И все-таки самое известное определение этого кита — «кит настоящий», или «натуральный». С незапамятных времен именно черные киты слыли самой желанной добычей китобоев.
В отличие от других, туша черного кита не тонет, ее нетрудно отбуксировать к пристани, а оттуда уже отправить на фабрику по переработке китового жира. Именно такой кит и считался настоящим...
Целый год киты провели в безостановочном плавании по гигантской Атлантике, послушные лишь воле миллионами лет складывавшихся миграционных течений. Почему же из великого множества возможных прибежищ они избрали именно эти два залива полуострова Вальдес? Или Сан-Хосе и Гольфо-Нуэво для них — самые уединенные из всех мест? А может, ими движет тот же инстинкт, что бросает лососей в неукротимую борьбу со стремниной северных рек — вперед, вперед и выше, к рождению, к смерти? То же чувство, что заставляет угрей искать пути к Саргассову морю, чтобы там, где они сами увидели свет, и только там зачать новую жизнь?..
Почти для всех млекопитающих роды — событие интимное. Животные, обитающие на суше, укрываются от посторонних глаз — в норе ли, в логове или в берлоге. Ведь, совершив нелегкий свой труд, мать первое время не в силах будет защитить ни детенышей, ни саму себя от разбойного нападения. С самкой кита все обстоит иначе: и велик океан, да негде ей здесь укрыться. Повсюду, со всех сторон подстерегает опасность, и чувство этой опасности она впитывает с материнским молоком. В любой момент мародер — касатка, к примеру,— может, проскользнув под ее брюхом, оборвать жизнь в самый момент ее рождения.

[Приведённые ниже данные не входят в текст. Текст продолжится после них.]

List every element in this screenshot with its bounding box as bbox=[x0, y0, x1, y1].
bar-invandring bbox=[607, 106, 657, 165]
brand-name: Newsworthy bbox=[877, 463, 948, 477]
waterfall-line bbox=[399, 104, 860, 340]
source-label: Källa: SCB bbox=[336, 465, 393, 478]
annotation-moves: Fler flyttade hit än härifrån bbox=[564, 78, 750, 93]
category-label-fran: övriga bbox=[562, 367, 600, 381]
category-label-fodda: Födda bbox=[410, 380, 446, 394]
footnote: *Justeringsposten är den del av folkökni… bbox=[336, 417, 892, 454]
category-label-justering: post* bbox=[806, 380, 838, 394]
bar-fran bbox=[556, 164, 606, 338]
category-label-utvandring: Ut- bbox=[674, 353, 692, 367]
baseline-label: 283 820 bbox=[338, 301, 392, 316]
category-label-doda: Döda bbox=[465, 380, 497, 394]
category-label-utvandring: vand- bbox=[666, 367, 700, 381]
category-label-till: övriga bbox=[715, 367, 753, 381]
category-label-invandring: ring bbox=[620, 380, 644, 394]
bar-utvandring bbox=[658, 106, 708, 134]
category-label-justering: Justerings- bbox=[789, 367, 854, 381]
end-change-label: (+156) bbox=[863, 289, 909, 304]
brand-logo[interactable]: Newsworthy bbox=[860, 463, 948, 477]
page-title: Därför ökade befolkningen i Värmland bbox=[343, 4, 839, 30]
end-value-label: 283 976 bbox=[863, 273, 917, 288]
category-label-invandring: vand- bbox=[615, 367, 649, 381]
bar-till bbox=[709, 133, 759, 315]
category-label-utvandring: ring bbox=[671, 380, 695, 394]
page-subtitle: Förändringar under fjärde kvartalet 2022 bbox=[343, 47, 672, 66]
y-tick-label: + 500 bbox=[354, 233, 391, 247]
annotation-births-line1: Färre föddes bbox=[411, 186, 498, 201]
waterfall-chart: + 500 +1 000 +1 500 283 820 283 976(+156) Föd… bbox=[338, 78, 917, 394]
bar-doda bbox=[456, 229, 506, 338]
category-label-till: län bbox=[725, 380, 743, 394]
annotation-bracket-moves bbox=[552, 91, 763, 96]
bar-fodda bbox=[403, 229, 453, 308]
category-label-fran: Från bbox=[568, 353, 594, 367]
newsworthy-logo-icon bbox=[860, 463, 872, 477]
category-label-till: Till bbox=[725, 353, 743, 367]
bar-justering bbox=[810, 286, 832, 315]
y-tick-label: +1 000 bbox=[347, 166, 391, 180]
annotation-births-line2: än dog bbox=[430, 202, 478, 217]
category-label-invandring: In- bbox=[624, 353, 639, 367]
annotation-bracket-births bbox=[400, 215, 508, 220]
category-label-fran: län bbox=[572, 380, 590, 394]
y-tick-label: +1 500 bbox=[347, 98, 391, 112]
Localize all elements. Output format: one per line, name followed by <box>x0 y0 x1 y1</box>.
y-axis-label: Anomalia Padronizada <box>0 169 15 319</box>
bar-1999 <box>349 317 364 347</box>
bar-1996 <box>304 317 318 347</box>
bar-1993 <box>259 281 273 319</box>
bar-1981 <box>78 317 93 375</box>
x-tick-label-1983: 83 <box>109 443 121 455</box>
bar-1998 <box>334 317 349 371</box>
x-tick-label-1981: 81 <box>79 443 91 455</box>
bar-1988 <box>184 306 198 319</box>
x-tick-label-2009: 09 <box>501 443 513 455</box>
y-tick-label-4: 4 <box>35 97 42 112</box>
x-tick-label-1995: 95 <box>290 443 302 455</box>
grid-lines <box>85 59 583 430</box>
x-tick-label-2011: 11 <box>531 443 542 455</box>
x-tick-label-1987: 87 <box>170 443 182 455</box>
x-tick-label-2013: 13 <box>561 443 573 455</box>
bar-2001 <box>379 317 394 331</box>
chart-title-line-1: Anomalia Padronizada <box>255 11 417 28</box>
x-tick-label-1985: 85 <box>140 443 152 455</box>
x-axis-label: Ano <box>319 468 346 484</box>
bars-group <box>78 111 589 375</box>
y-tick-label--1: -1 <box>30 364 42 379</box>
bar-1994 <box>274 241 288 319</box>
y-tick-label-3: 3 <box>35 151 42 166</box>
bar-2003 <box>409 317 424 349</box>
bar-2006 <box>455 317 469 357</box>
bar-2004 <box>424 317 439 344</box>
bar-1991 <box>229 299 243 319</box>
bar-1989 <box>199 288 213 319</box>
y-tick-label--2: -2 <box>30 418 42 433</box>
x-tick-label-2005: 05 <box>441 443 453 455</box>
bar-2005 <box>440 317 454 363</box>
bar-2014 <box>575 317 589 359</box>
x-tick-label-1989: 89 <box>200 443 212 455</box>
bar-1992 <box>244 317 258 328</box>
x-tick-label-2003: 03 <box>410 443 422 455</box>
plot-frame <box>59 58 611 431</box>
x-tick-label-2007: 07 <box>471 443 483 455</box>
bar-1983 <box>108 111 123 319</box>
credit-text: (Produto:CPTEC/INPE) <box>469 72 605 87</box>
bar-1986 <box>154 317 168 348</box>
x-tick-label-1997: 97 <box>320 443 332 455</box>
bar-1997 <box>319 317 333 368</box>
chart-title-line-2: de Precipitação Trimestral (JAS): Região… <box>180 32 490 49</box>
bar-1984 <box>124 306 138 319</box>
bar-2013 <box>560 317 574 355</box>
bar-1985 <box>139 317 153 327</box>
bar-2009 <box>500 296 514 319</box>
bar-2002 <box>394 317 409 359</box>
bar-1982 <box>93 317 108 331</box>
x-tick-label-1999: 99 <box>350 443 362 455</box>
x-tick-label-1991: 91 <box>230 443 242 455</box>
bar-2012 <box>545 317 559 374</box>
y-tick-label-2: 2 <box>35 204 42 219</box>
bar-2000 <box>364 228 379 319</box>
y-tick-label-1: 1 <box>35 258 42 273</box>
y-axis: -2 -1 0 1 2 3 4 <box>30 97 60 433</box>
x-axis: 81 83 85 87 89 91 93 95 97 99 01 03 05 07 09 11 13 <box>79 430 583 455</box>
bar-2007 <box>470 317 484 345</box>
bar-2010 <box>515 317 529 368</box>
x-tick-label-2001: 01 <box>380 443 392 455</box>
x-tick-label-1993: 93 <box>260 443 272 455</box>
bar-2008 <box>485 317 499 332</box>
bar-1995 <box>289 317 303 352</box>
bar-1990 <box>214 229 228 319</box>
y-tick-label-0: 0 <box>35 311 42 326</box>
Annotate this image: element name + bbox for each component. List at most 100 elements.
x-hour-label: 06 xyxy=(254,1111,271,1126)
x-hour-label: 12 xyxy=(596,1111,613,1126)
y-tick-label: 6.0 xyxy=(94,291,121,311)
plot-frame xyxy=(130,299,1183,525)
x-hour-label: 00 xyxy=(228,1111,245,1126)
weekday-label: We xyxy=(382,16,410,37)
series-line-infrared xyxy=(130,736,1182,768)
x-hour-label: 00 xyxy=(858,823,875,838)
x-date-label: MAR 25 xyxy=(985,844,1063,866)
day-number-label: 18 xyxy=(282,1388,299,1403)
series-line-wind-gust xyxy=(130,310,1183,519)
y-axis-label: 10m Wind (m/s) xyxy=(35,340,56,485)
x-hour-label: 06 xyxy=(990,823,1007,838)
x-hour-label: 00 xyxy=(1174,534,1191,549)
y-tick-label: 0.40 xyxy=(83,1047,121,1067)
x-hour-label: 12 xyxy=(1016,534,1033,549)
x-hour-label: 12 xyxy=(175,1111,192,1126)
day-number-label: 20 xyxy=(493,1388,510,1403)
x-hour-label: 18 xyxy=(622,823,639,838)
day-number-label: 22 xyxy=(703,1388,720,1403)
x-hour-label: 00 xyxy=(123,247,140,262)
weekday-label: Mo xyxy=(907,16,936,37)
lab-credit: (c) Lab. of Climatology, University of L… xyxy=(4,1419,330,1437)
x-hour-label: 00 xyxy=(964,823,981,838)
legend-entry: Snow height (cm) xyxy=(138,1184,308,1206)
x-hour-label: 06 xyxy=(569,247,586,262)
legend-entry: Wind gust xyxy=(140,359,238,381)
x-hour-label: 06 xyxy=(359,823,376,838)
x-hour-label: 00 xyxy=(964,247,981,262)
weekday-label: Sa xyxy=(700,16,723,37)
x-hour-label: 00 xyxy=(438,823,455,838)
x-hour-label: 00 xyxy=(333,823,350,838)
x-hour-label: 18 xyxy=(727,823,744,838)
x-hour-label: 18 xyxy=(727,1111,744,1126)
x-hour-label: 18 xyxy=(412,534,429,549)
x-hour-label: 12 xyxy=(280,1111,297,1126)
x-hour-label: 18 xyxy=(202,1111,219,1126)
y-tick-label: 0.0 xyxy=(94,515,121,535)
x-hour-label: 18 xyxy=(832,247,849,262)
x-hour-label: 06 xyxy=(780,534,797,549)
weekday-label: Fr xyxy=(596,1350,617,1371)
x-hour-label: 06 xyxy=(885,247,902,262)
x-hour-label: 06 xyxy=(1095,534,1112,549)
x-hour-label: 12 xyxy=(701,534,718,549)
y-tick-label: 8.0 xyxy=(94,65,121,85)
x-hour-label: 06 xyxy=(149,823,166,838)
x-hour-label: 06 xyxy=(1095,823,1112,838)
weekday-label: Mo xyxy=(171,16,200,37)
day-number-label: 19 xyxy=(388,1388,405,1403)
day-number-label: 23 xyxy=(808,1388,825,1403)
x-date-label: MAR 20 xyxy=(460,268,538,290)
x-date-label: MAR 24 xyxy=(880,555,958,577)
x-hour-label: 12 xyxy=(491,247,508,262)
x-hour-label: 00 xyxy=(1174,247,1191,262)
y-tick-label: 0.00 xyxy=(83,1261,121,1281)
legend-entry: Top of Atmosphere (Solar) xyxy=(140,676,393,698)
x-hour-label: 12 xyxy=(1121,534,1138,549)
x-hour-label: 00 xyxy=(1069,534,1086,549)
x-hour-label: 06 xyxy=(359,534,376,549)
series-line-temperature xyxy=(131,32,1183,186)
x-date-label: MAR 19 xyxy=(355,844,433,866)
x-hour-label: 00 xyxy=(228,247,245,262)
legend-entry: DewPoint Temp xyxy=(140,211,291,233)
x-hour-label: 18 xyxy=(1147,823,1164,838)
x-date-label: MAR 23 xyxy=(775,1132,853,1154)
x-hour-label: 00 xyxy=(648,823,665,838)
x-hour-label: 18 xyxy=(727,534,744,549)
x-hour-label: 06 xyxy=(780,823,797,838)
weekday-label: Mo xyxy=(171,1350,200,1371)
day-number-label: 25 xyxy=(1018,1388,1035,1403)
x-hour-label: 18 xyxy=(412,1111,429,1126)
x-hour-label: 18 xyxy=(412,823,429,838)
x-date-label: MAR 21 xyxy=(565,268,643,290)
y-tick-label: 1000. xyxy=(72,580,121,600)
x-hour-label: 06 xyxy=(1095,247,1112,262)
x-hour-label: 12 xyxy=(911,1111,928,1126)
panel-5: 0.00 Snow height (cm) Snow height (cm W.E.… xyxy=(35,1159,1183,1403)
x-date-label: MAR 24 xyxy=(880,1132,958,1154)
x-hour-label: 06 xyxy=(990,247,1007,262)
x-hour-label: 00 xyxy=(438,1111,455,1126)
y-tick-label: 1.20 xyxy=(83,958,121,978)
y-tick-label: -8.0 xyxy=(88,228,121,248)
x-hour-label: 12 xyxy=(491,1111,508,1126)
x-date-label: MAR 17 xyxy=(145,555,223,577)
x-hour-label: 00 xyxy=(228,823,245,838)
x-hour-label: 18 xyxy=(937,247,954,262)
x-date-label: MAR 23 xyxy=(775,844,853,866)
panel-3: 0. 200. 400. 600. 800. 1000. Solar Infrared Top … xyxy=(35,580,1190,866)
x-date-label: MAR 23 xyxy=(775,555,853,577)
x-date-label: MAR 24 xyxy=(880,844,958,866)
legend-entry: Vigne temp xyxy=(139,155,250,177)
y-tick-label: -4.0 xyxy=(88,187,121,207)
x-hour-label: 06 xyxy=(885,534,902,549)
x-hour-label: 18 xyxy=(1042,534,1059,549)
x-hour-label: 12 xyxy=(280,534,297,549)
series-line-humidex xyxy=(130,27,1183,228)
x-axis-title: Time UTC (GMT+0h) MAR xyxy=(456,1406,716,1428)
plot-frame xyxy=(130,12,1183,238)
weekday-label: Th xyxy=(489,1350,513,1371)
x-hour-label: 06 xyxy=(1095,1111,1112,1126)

Надо сказать, что и брачные игры китов происходят при большом скоплении публики. Целая стая самцов начинает ухаживать за самкой — то есть устраивает за ней погоню и по воде, и под водой. Все это длится до тех пор, пока она не позволит кому-то из них ее настичь. Один-единственный избранник указан — остальные могут быть свободны. И они почтительно удаляются прочь; не совсем прочь, конечно, но на приличную дистанцию. Это — самые стойкие кавалеры. Остальные еще раньше махнули плавником на норовистую невесту — и подустали в дороге, да и соперники изрядно намяли бока: в этой гонке с выбыванием каждый норовит почувствительнее боднуть слишком уж разгорячившегося соседа.